Alabama Senate candidate Roy Moore won’t join Donald Trump at the President’s Florida rally Friday night just 25 miles from the Yellowhammer State border.
But the event will still give Democrats a first payoff from their purge of lawmakers targeted by sexual harassment allegations if Trump repeats his endorsement of the scandal-rocked Moore.
The sweeping away of Sen. Al Franken and Rep. John Conyers this week after claims of inappropriate behavior against them cleared the way for Democrats to argue that their party takes the #MeToo movement seriously, and to charge that the GOP offers a haven to alleged perpetrators.
“I, of all people, am aware that there is some irony in the fact that I am leaving while a man who has bragged on tape about his history of sexual assault sits in the Oval Office and a man who has repeatedly preyed on young girls campaigns for the Senate with the full support of his party,” Franken said Thursday, referring to Trump and Moore.
The Democrats’ strategy will go into overdrive if Moore creates a massive political headache for GOP leaders in Washington by winning the special election on Tuesday — but Trump’s rally gives it an early test run.
Trump will hold one of his boisterous, colorful and unpredictable rallies in Pensacola, the waterfront city in the Florida panhandle that shares a media market with Mobile, Alabama.
The combination of a rocking Friday night crowd, the end of a contentious political week, and the freedom Trump experiences outside Washington could cause the President to barnstorm into controversial political territory after a week in which his tweeting has been quite restrained by his own wild standards.

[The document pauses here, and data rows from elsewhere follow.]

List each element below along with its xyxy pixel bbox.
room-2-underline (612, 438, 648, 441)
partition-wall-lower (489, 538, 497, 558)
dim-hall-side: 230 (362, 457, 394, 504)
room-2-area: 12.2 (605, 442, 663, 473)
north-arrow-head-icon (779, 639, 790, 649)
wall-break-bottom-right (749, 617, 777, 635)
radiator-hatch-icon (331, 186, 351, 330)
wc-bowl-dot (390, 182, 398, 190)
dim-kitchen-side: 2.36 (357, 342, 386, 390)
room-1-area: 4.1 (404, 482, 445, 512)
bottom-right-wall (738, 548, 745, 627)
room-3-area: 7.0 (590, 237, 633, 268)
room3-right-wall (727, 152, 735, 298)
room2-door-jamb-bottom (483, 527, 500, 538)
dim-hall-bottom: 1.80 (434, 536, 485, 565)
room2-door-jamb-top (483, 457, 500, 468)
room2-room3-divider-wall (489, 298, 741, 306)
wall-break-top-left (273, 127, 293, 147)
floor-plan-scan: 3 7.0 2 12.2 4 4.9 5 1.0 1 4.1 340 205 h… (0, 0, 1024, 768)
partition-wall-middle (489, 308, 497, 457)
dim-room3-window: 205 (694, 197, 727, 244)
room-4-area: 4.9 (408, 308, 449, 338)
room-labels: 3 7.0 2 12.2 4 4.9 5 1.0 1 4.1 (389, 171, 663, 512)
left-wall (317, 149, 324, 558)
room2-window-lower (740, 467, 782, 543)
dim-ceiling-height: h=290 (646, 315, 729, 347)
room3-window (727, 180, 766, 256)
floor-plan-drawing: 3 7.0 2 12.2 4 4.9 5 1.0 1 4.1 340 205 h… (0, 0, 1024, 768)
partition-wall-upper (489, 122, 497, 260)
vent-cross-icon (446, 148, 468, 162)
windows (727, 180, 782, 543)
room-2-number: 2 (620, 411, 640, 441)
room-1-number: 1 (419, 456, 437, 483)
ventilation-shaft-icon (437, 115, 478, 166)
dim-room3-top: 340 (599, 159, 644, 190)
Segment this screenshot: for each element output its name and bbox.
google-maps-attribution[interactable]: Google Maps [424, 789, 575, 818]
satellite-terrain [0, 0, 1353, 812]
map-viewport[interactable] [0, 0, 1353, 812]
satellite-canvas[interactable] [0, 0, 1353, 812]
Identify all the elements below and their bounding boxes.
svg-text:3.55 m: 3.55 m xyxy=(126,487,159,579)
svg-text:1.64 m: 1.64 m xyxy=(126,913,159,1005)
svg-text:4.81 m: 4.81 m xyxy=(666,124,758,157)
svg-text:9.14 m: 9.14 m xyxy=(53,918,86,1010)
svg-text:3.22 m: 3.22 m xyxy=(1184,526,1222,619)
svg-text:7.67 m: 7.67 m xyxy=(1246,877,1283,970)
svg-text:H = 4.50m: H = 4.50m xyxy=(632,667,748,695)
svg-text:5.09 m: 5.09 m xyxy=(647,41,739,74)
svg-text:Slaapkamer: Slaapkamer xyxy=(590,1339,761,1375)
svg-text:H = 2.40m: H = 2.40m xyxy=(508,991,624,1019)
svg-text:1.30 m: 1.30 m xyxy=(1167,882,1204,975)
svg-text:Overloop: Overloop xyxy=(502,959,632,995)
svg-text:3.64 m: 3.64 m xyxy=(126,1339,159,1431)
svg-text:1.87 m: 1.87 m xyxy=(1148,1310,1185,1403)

Pensacola offers Trump a veneer of deniability that he is campaigning directly for the controversial Moore, but also allows him to reach out directly to his grassroots voters in Alabama, in a bid to swell turnout in Tuesday’s election.
Trump is wildly popular in the deep red state — he crushed his rivals in the 2016 GOP primary by more than 20% and beat Hillary Clinton by nearly 30 points there in the general election. So even if he is able to motivate a couple of thousand Republicans tempted to skip the election because of the allegations against Moore, he could make a difference in the former judge’s tight race with Democrat Doug Jones.
Trump caused uproar last week when he told reporters that the Republican candidate “totally denies” the allegations against him — even after GOP leaders in Washington effectively disowned their candidate and said that they believed his accusers.
Trump went all in this week, arguing that he could not afford for the already narrow two-vote Republican majority in the Senate to be further whittled down.
“Democrats refusal to give even one vote for massive Tax Cuts is why we need Republican Roy Moore to win in Alabama. We need his vote on stopping crime, illegal immigration, Border Wall, Military, Pro Life, V.A., Judges 2nd Amendment and more. No to Jones, a Pelosi/Schumer Puppet!” Trump tweeted on Monday.
“Putting Pelosi/Schumer Liberal Puppet Jones into office in Alabama would hurt our great Republican Agenda of low on taxes, tough on crime, strong on military and borders…& so much more.”
Moore has been accused of initiating sexual contact with a 14-year-old girl, sexually assaulting a 16-year-old and pursuing relationships with teenage girls — all while he was in his 30s. He has denied the claims.
The White House has responded to criticism of Trump’s effective endorsement of Moore by saying that the President remains concerned about the allegations.
On Thursday, White House press secretary Sarah Sanders said: “We think that the allegations are troubling and that ultimately this is something that the people of Alabama should decide.”
Sanders shrugged off Franken’s barb from his resignation speech, saying Trump’s comments caught on an “Access Hollywood” tape released last year boasting about sexually assaulting women were old news.
“The President addressed the comments back during the campaign,” Sanders said Thursday. “We feel strongly that the people of this country also addressed that when they elected Donald Trump to be president.”